Timken and Portman’s friendship goes back years, thanks in part to her tenure as party chair and her family’s long history as GOP donors. She is married to Tim Timken, who hails from the family behind the TimkenSteel Corporation.

Throughout the Senate primary, Portman’s wife — also named Jane — has attended fundraisers for Timken, and Portman and Timken share the same political strategist, Corry Bliss.

Portman’s official endorsement provides Timken’s campaign with some new momentum at a time when she has been slipping in some polls and her fundraising numbers have dropped.

Timken’s team touts Portman as “one of the most successful elected officials in Ohio history” who has never lost a race. The campaign conducted seven surveys throughout the primary that showed Portman is the most popular statewide elected official among GOP voters, with a favorability rating in the 60s.

According to Timken’s campaign, $800,000 in donations were promised to her from various donors if she secured Portman’s support. As a business-friendly Republican, Portman has amassed a deep donor base across Ohio throughout the years.

A spokesperson for Timken said Portman will campaign with her, in-person, in the coming weeks.

The endorsement news comes as the Republican field anxiously awaits Trump to weigh in.

Of the five serious candidates, four are actively seeking Trump’s endorsement — Timken, former state treasurer Josh Mandel, investment banker Mike Gibbons and author and venture capitalist J.D. Vance.

In the press release announcing Portman’s endorsement, Timken’s campaign made a point to mention that “Portman was instrumental in getting a number of President Trump’s major legislative accomplishments through the Senate” and that “President Trump has praised Portman on numerous occasions.”

Portman, who is known on Capitol Hill as a moderate dealmaker and policy wonk, developed a reputation during Trump’s presidency of supporting Trump’s policies but not always agreeing with his rhetoric. It remains to be seen if Portman backing Timken will influence Trump’s thinking of who to endorse in the race.

In terms of tone, tenor and focus on policy, State Sen. Matt Dolan’s campaign is closest to matching Portman’s style of legislating.

Dolan is the lone Republican candidate in the race who joins Portman in accepting the results of the 2020 presidential election, despite Trump’s baseless insistence that it was stolen.

Dolan is also the only candidate in the primary who supported the bipartisan infrastructure package Portman helped write.

Timken was against the deal — which will provide Ohio billions for roads and bridges — and told Spectrum News in January that while she thought Portman “was well intended” in how he negotiated the bill, “if the other side is constantly moving the goalposts, I would walk.”

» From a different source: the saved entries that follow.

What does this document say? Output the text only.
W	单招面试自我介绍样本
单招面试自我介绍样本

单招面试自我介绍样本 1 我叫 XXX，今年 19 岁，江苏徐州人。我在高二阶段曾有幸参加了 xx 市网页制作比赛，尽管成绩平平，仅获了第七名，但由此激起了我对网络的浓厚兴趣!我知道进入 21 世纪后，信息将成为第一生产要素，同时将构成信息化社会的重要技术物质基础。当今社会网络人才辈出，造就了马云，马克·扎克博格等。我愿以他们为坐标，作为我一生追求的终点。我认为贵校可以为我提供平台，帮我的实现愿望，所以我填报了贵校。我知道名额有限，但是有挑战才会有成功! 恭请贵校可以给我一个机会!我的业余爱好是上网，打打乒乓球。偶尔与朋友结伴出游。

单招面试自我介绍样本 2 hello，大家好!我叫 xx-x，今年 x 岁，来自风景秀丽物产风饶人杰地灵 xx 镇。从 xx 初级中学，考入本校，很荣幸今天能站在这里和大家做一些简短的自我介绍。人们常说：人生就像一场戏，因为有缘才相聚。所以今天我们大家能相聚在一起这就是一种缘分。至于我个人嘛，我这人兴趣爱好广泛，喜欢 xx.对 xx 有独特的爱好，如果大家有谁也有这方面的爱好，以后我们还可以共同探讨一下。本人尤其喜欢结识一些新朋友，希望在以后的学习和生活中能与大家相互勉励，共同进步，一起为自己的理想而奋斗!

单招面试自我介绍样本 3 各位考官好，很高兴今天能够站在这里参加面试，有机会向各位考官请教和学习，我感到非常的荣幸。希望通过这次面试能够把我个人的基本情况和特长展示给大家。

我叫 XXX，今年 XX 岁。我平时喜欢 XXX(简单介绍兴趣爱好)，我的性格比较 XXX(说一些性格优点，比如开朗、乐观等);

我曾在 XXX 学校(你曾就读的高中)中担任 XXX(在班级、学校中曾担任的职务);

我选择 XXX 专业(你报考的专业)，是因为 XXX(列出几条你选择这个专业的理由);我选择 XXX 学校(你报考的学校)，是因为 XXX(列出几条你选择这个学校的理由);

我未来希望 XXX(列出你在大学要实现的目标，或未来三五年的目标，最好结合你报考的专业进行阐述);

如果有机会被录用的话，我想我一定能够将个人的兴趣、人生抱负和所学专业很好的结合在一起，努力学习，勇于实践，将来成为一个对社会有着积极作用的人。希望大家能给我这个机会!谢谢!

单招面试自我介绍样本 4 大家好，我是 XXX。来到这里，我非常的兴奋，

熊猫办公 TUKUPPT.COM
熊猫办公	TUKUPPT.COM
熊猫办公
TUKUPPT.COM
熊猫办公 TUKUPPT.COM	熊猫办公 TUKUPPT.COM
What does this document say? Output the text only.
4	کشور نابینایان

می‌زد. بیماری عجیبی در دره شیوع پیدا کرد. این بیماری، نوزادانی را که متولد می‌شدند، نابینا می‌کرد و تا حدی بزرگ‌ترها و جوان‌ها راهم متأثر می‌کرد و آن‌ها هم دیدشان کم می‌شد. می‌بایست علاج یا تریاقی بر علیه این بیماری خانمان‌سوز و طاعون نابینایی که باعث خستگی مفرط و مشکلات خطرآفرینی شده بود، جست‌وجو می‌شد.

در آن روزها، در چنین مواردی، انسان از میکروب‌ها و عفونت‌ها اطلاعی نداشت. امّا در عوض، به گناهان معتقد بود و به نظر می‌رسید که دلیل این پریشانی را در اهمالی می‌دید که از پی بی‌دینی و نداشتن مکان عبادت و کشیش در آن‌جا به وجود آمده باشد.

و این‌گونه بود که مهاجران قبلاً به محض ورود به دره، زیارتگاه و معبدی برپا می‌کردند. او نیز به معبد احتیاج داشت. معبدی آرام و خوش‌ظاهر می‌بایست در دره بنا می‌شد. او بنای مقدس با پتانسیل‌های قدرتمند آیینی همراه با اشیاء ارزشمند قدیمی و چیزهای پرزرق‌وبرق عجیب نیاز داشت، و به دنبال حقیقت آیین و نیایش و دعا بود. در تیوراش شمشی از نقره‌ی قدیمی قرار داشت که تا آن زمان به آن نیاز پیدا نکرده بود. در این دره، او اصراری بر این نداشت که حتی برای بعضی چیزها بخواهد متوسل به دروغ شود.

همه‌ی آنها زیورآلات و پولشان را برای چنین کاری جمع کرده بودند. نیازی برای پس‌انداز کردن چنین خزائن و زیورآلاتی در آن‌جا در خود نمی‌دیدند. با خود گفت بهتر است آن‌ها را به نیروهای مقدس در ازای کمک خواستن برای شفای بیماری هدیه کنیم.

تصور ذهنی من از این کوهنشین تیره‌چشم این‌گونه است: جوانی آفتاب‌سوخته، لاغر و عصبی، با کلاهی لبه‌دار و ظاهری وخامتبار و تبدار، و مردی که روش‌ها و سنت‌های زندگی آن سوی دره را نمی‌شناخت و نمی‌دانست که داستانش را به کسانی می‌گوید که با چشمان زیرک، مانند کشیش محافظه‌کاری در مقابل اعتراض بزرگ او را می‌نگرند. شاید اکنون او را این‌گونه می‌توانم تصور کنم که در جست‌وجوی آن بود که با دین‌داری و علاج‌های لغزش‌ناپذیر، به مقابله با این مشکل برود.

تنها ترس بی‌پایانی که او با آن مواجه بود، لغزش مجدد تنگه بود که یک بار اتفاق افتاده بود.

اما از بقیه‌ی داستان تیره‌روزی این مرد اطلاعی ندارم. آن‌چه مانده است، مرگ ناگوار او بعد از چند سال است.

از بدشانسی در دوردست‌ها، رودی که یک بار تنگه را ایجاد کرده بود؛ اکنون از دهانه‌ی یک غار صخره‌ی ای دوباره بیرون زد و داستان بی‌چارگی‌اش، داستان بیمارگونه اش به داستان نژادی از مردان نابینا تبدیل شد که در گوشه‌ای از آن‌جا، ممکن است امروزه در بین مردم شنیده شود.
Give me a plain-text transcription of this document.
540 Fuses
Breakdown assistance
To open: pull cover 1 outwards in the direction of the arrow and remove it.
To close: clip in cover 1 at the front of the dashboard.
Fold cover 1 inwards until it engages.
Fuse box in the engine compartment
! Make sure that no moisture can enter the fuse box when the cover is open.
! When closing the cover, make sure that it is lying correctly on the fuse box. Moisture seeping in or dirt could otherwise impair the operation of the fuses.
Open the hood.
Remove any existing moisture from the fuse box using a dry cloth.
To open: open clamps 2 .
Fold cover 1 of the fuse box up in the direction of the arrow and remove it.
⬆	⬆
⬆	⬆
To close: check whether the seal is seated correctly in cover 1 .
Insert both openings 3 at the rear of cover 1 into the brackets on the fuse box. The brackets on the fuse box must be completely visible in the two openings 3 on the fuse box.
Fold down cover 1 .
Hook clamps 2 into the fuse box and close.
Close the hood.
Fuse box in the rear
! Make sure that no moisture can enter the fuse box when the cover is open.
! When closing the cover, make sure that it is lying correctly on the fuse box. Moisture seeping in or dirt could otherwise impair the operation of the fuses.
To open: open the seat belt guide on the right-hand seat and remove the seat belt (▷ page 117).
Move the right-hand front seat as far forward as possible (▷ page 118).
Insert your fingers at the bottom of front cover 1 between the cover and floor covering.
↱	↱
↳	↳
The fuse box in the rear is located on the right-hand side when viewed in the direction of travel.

Dolan’s campaign views those issues as examples of Timken not being aligned with Portman.

“In my conversations with Senator Portman over the past year, including this morning, he made clear that his support for Jane Timken was predicated on personal friendship,” Dolan said in a statement on Wednesday. “I respect Rob’s service, but each day more and more Ohio Republicans recognize the fact I am the only candidate with a record of conservative leadership that gets results for Ohio.”

This Republican primary is quickly becoming one of the most expensive in the nation. Timken, Dolan and Gibbons have each poured millions of dollars from their own fortunes into their bids, while Mandel and Vance are relying on fundraising and the support of outside political groups.

The winner of the May 3 primary will likely take on northeast Ohio Congressman Tim Ryan, who is the Democratic frontrunner currently competing against progressive attorney Morgan Harper.